SEVENTEENTH. AGREEMENT OF WILLS. The Partner may freely consult the text of this agreement on the Website before concluding it. Therefore, there will be an agreement of wills under the present instrument at the moment that The Partner captures the identification information requested in the corresponding cells of the Web Page (example: full name, name or company name of the applicant, and if applicable, full name of the representative; e-mail and address) and also clicks on the “accept” option (the terms and conditions of the present agreement). Therefore, such acceptance by digital means will act as an electronic signature for all legal purposes. GS SOLUCIONES reserves the right to request scanned copies of official IDs, minutes or constituent policies, powers of attorney or appointments, proof of address, CURP and/or tax IDs, among others, for the purpose of verifying the identity of The Partner and accepting or not the conclusion of this contract.
EIGHTEENTH. PERSONALITY. The parties declare under protest to say the truth that they have sufficient legal capacity to bind themselves under the present contract, and if applicable, personality to bind their represented parties, stating The Partner under protest to say the truth that the data captured on the Website to grant express acceptance to the terms and conditions of the present contract and identify themselves, are true.
NINETEENTH. ADDRESSES. The parties indicate the following domiciles and e-mail addresses for the exchange of information, hearing and receipt of all types of summonses and notifications, on the understanding that the party that changes the domicile or e-mail address undertakes to give notice to the other party within the following 10 (ten) working days of the change, under penalty of considering the notifications made to the domiciles or e-mail addresses indicated herein as having been effectively made:
GS SOLUTIONS: Caldeos No. 368, Col. Altamira, Zapopan, Jalisco, Mexico C.P. 45160. E-mail: email@example.com
THE PARTNER: address and e-mail address captured on the Website in accordance with Clause Seventeen.
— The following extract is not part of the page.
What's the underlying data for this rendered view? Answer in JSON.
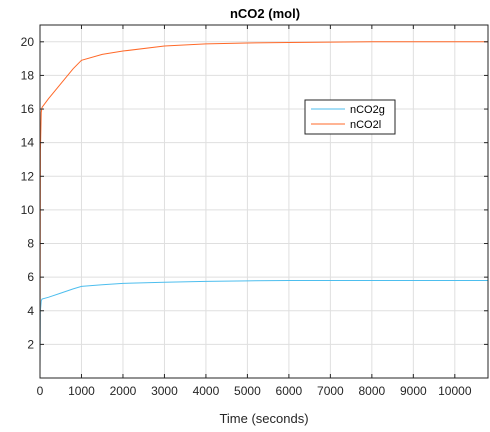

TWENTY. JURISDICTION. For the interpretation and performance of this contract, and in the absence of any express provision, the parties agree to submit to the jurisdiction and applicable laws of the courts of the city of Guadalajara, Jalisco, Mexico or of the domicile of the Partner, at the choice of the plaintiff, renouncing any other jurisdiction that may correspond to them by reason of their present or future domiciles.
TWENTY-FIRST. ELECTRONIC MEDIA. The parties agree that any exchange of information, communication or attached document sent to or between the e-mail addresses indicated in Clause Nineteen, will be considered to be in writing for all legal purposes.
TWENTY-SECOND. HEADINGS. The headings at the beginning of each clause are for mere reference, and cannot be used for the interpretation of this contract.
TWENTY-THIRD. SURVIVAL. The obligations contained in clauses Ten, Ten Bis, Eleven and Twelve Bis shall survive the termination of this contract.
Having read this contract in all its parts and being aware of its scope, the parties sign it by electronic means in 08 (eight) useful pages and its annexes in Guadalajara, Jalisco, Mexico on the date captured in accordance with the acceptance indicated in Clause Seventeen.